The first woman dean of Harvard Law School has once again made history with her recent appointment as the country’s first female solicitor general. As if Elena Kagan’s appointment in March was not prestigious enough, her name now appears on a short list of possible replacements being considered by President Barack Obama to succeed retired U.S. Supreme Court Justice David H. Souter.
Her colleagues aren’t surprised.
“This is a tribute to Elena, who has broken such barriers,” said Maureen O’Rourke, dean of Boston University School of Law. “President Obama has looked to Massachusetts for a number of his appointments,” said O’Rourke, who explained that this might demonstrate the caliber of attorneys that Massachusetts, and Boston in particular, attracts.
According to O’Rourke, Kagan’s appointment to solicitor general is another example of the “very prominent roles played by women who have spent a large portion of their careers here.”
Kagan’s transition from Cambridge to Washington, D.C. is a homecoming of sorts. The nation’s capitol is not foreign territory to Kagan, who served in the Clinton White House as the associate counsel to the president and then as deputy director of the Domestic Policy Council.
She also spent a portion of her early legal career there in the late 1980s. She clerked for Judge Abner Mikva of the U.S. Court of Appeals for the D.C. Circuit and for U.S. Supreme Court Justice Thurgood Marshall. She also worked as an associate in the Washington, D.C.-based firm Williams & Connolly for two years.
As reported by the Legal Times, Sen. Ted Kaufman (D-Delaware), during Kagan’s confirmation hearing, complimented her as having “the piercing intellect, the superb judgment and the wealth of experience to be an outstanding solicitor general.”
Back at Harvard, the vacant dean’s post has been temporarily filled by Professor Howell Jackson. The process to select a long-term replacement for Kagan is in progress, but no formal timeline has been announced.

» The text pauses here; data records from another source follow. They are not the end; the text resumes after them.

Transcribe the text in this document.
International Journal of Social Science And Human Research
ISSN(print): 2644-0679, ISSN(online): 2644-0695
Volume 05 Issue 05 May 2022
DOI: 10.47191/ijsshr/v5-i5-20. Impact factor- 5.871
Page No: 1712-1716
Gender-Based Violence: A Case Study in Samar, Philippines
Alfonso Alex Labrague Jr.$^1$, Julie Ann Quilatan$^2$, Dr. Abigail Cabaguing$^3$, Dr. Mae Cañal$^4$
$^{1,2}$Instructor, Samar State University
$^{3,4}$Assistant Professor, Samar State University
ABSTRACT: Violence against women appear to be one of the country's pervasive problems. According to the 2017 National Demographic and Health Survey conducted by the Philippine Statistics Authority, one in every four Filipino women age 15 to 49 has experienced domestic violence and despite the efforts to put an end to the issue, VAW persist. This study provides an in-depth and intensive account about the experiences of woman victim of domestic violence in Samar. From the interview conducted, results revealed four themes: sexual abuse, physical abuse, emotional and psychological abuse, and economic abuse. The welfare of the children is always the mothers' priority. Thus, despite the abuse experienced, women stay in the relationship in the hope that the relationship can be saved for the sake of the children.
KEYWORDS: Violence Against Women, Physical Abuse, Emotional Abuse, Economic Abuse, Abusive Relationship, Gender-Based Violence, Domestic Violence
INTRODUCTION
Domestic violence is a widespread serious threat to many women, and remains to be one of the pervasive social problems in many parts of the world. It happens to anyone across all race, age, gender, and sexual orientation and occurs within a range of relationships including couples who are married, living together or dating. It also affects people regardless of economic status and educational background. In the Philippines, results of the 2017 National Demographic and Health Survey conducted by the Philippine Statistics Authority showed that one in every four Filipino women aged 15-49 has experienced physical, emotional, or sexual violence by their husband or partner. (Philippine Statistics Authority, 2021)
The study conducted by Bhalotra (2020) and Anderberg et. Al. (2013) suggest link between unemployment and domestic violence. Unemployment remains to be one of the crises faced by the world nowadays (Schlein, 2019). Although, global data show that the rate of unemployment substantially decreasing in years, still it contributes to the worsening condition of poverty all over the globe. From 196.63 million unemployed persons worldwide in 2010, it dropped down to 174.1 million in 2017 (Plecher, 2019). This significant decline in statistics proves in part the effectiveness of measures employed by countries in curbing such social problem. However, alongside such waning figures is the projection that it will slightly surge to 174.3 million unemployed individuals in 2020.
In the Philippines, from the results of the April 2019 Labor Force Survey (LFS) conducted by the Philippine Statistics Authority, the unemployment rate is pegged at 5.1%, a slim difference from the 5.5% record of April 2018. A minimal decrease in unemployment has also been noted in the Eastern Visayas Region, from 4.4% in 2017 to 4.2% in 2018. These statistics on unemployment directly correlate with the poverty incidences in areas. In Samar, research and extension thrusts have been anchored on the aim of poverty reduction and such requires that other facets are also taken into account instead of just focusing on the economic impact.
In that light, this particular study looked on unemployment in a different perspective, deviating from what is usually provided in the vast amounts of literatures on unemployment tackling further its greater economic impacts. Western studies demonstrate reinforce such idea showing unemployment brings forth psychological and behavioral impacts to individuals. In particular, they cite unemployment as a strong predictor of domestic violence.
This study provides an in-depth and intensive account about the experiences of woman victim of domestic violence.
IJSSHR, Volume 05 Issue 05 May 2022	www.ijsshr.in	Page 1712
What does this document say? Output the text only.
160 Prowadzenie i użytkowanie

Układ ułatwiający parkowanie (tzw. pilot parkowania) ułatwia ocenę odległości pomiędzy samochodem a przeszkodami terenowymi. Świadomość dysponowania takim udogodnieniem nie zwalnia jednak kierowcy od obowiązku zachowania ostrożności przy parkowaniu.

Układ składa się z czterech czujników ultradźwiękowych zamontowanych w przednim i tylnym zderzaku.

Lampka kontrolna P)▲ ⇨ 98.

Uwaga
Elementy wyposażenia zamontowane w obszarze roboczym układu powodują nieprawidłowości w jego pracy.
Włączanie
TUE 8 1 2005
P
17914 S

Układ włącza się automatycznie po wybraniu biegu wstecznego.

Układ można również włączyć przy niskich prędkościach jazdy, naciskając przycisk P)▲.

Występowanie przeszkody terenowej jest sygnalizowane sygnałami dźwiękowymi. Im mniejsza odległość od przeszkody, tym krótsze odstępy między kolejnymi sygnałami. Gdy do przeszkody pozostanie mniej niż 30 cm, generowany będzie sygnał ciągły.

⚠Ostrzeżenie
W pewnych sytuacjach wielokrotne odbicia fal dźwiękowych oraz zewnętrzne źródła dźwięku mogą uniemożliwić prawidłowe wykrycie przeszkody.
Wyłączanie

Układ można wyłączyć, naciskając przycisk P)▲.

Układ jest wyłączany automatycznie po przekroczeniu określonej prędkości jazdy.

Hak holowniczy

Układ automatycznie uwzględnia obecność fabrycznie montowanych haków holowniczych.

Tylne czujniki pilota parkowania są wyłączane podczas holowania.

During her six-year tenure at Harvard Law School, Kagan led the charge to expand and enhance faculty, modernized the curriculum, developed new campus facilities, promoted public service and improved the student experience.
According to Harvard Law School Student Government President Brian Aune, “Whether it was one student or hundreds, she genuinely listened to their concerns, and if they had a problem, took whatever steps were feasible to remedy it.”
Whomever Harvard Law selects to succeed the “immensely popular” Kagan will have some large shoes to fill.
For now, Kagan herself is getting her own feet wet in her new role as a U.S. solicitor general.